The imbroglio surrounding post American Iraqi intervention, the fact that the Iraqi state seemed weaker than it was even before its initial intervention and the political backlash against American politicians at home made it dither, unclear and confused about how to approach Syria. It was not clear what American policy was concerning Syria. Whichever way, President Barack Obama must take responsibility as the leader of the Western world for the human catastrophe and migrant crisis going on in Syria and across Europe. A Yoruba proverb says that “Orisa bi o ba le gba mi, se mi bi o se ba mi”. It means” if you cannot deliver me from my trouble, at least leave me the way I was, don’t leave me worse than you met me”. This is what the West, led by the US have done in Syria. Its intervention by proxy through the Syrian armed resistance has made the people of Syria worse than before. No-one could have imagined that hundreds of thousands of people facing war and deprivation at home will be determined to march across seas, continents and countries from the Middle East to Europe to survive.
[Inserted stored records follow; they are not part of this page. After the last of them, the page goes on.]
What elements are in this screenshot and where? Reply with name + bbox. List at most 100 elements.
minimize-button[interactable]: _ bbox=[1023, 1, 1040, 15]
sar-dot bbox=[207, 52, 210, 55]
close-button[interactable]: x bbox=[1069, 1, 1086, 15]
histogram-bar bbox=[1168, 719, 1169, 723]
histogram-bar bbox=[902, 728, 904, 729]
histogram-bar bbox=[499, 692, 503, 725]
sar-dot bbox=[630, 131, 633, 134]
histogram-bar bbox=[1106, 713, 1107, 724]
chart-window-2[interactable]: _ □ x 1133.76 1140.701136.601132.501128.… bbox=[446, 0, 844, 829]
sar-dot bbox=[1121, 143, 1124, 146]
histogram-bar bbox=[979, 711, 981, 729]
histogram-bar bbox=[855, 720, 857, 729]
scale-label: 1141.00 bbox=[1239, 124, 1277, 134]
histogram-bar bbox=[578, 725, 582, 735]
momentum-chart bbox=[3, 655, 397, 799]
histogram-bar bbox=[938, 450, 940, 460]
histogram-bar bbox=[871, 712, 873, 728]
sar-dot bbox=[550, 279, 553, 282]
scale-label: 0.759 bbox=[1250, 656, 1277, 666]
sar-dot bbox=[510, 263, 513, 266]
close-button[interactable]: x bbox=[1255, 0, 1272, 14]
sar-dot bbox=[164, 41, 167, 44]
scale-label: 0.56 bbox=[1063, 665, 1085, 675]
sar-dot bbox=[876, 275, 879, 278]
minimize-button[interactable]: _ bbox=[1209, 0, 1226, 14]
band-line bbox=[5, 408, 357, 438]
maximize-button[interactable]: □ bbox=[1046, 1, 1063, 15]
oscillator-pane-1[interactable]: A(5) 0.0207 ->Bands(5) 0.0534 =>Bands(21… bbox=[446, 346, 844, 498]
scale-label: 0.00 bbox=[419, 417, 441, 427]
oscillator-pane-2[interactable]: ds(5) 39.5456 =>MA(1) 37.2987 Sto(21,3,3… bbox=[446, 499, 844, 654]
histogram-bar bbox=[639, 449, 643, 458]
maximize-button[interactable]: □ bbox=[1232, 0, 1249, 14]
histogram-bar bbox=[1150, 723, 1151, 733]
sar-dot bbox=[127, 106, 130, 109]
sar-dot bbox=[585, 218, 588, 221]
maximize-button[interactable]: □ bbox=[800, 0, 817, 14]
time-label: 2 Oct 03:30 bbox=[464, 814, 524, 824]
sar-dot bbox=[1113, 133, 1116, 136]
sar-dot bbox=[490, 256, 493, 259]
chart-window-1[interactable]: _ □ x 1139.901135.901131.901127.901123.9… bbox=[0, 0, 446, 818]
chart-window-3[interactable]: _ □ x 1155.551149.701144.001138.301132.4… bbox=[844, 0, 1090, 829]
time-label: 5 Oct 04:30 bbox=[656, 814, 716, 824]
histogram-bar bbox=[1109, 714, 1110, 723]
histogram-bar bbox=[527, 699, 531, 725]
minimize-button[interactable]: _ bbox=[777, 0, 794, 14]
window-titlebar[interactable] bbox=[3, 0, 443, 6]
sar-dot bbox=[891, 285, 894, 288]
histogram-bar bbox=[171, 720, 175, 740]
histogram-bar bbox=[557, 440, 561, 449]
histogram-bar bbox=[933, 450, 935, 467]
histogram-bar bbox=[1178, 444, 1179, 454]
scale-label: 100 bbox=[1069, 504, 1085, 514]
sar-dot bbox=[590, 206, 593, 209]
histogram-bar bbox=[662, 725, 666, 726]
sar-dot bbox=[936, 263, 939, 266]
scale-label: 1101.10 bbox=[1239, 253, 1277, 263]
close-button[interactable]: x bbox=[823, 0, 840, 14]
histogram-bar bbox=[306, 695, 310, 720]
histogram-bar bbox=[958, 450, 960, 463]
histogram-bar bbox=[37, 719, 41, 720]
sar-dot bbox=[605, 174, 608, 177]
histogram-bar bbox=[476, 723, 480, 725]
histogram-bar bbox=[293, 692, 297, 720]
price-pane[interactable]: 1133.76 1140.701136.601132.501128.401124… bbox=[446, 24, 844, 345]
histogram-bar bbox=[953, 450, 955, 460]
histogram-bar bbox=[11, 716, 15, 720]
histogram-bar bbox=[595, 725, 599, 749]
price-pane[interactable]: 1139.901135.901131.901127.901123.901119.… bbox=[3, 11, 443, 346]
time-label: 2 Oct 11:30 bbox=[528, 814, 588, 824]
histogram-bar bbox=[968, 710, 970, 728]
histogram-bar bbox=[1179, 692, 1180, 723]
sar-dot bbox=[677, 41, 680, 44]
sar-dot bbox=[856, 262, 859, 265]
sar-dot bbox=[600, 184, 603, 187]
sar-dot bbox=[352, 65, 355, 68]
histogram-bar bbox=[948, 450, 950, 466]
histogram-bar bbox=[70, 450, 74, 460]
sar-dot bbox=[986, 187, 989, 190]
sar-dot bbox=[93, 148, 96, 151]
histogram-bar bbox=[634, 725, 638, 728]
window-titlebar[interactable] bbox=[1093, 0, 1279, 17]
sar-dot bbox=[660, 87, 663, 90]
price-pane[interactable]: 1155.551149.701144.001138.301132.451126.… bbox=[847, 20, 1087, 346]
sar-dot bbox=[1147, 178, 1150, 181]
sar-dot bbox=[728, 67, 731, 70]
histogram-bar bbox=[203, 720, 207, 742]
The mass migration across Europe that we see on television can only be likened to a second Exodus of a deprived people marching to Germany that now carries the aura of a new Canaan. The sad picture of the dead body of a three year old Syrian boy, lying face-down, swept ashore, in an attempt to cross the sea from Turkey to Greece, has become the most touching symbol of the human desperation and the failure of Western policy in Syria.

There is a third and bigger lesson. It is that the world is ultimately one village on the long run. The West cannot insulate its prosperity from poverty of the rest of the world. Somehow, one way or the other, either through a migrant crisis, piracy or terrorism, poverty and human deprivation in other parts of the world will impact Europe, America, Japan and Australia. The leaders of Europe especially Angela Merkel and David Cameron must accept this reality. It therefore beholds on the leaders of the Western World to re-strategize on policies on how to spread prosperity and good governance across the world, support investments to alleviate poverty, invest and support the education of people of developing countries, support the strengthening of governance and market institutions in those countries to promote prosperity, forgive debts where they are unreasonable as in Greece and achieve a world where prosperity is shared across nations and continents.

Olu Akanmu (@Olu Akanmu) publishes a blog on “Strategy and Public Policy” on http://olusfile.blogspot.com

1 comment:

Tom Heyes said...

I agree with some of your analysis but not the prescription. I don't think the US president is the leader of the world, therefore he and other leaders are responsible for the consequences of their countries' actions but not for sorting out everyone else's mess - that is how we got into the situation we are in now. I think that global solidarity has to be more nuanced than that and that international grass roots progressive movements (like Green parties) need to be nurtured to provide a counterbalance to neoliberal money/power blocs that only act in the interests of business.